Folha de S. Paulo


O argentino do paletó azul

Era uma tarde ensolarada no aeroporto de Lisboa. Mas a morna placidez típica de Portugal era quebrada pelos gestos impacientes e pelas queixas em voz alta de um personagem estranho.

Ele falava português brasileiro com sotaque argentino –e vituperava sozinho contra os portugueses, "Gente desorganizada"; "imagine não ter lugar na executiva"; "terei que ir com eles na classe econômica"; "bagunça de país".

Fungando sem parar, repetia maquinalmente uma sucessão de gestos: tirava o paletó pelo lado esquerdo, passava-o diante do corpo, e voltava a vesti-lo pelo lado direito, como um toureiro alucinado.

Seguiu assim no embarque para o curto voo rumo a Paris. Sentei-me sozinho numa fila de três lugares, de onde ouvia seu queixume antilusitano entre muitas idas ao banheiro.

Consegui cochilar e despertei em Paris. Ao desatar o cinto de segurança, estendi a mão para a poltrona ao lado e gelei: meu paletó (com passaporte e dinheiro nos bolsos) havia desaparecido.

Sem passaporte, em tempos pré-União Europeia, eu nem sequer entraria na França. O primeiro impulso foi emitir a fala teatral: "Parem este avião!". Mas, pena, ele já estava estacionado. Restou-me então outra, também cinematográfica: "Ninguém sai deste avião!".

Aos comissários, expliquei em voz alta: "Alguém roubou meu paletó com dinheiro e documentos!". Foi o momento da vingança dos portugueses contra o detrator que os ofendia desde o embarque. Múltiplos dedos o apontaram, repetindo em atropelo: "Foi ele! Eu vi! Pegou seu paletó e levou lá para trás!".

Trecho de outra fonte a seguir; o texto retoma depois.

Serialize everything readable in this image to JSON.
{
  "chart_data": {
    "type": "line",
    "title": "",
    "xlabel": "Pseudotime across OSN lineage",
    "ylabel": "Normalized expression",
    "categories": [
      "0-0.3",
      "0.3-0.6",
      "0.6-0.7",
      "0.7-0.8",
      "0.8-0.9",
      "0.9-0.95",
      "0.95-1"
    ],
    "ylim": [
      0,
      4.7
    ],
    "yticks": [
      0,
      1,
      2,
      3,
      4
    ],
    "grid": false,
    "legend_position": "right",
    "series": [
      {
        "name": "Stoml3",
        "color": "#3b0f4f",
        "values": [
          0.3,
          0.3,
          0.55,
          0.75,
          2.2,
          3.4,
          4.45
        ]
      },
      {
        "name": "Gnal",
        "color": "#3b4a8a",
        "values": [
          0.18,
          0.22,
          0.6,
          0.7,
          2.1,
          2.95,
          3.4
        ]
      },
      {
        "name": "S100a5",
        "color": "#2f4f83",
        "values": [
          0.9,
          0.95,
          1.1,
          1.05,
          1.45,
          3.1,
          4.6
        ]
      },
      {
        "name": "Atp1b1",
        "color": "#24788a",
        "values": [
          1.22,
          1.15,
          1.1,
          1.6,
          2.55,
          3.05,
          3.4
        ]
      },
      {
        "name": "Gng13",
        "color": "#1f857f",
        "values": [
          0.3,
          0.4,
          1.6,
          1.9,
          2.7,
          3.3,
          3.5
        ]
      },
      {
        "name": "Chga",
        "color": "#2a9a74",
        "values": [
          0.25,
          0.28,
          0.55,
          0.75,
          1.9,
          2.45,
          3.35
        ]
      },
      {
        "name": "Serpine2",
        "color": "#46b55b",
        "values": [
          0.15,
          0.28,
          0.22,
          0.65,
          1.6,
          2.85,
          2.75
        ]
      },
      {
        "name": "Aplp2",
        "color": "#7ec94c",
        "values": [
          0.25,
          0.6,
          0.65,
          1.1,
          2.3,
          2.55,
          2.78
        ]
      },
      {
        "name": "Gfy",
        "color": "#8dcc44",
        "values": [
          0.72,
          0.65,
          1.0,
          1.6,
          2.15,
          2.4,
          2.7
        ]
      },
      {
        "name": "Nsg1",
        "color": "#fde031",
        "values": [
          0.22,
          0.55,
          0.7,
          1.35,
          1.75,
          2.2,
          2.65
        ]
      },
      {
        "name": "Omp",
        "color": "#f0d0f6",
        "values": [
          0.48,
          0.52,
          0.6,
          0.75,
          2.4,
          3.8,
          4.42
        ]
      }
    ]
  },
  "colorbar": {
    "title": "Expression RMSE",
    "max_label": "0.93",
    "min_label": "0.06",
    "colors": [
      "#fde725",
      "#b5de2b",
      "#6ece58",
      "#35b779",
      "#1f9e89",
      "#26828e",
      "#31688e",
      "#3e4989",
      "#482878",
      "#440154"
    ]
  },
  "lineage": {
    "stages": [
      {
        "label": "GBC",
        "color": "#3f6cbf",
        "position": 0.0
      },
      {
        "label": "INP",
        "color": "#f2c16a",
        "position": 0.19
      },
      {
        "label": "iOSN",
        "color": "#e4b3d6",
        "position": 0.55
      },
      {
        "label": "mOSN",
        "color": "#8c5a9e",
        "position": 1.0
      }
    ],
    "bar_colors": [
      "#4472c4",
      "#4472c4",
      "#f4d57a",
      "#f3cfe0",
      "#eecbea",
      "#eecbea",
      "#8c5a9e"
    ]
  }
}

O argentino viu-se acuado e aterrorizado. Um comissário foi até o fundo do avião –lá estava meu paletó, azul como o do gatuno, jogado, mas intacto: nada faltava nos bolsos.

Saí seguido pelo colérico personagem, acusando-me de tê-lo... acusado. Pelo que depreendi, em suas andanças inquietas pelo avião, com seu tique frenético, ele vestiu por engano meu paletó. Em uma ida ao banheiro, percebendo que não era o seu, o jogou por ali.

Tentava ignorá-lo quando ele, irritado, arremessou: "Você sabe com quem está falando?!". (A minha frase sobre parar o avião era melhor.)

Ele mesmo respondeu, mas enunciando um nome duplo –"Eu sou Frankie Amaury!"– que reconheci como o da grife que ele e o sócio mantinham no Rio de Janeiro. E ri intimamente quando ele prosseguiu:

"Conheço gente importante! Conheço jornalistas! Vou descobrir quem é você e acabar com você! Vou ligar para a coluna social da Folha e contar que você me humilhou por causa desse lixo do seu paletó!"

Não resisti e finalmente falei: "Olha, para poupar seu trabalho de falar com os jornalistas: você já está falando com um. Quanto à colunista social da Folha, deixe que eu mesmo conto, eu trabalho na mesa ao lado. E, aproveitando, vou dizer às donas da Tweed o que você achou do paletó delas, vai ser ótimo para quando vocês forem a São Paulo".

Já na fila do passaporte, ele ficou lívido. Transformou-se. Seus olhos marejaram. E ele balbuciou: "Você me fez chorar... Ninguém nunca me fez chorar...".

Ainda me abordou na fila do táxi. Propôs: vamos colocar uma pedra nisso? Esquecer o incidente? E estendeu a mão. Retribuí, aliviado –até ouvir seu último comentário: "Sabe que você tem as mãos lindas? O que vai fazer hoje à noite?".

Pulei voando no táxi. Mas só depois de me certificar de que o paletó azul que vestia era mesmo o meu.

*

Anos depois, em 2004, soube pela imprensa da morte de seu sócio, Amaury –e que ele, Frankie, era o principal suspeito. Seu julgamento seria no ano passado, mas não houve: o argentino do paletó azul morrera do coração dias antes.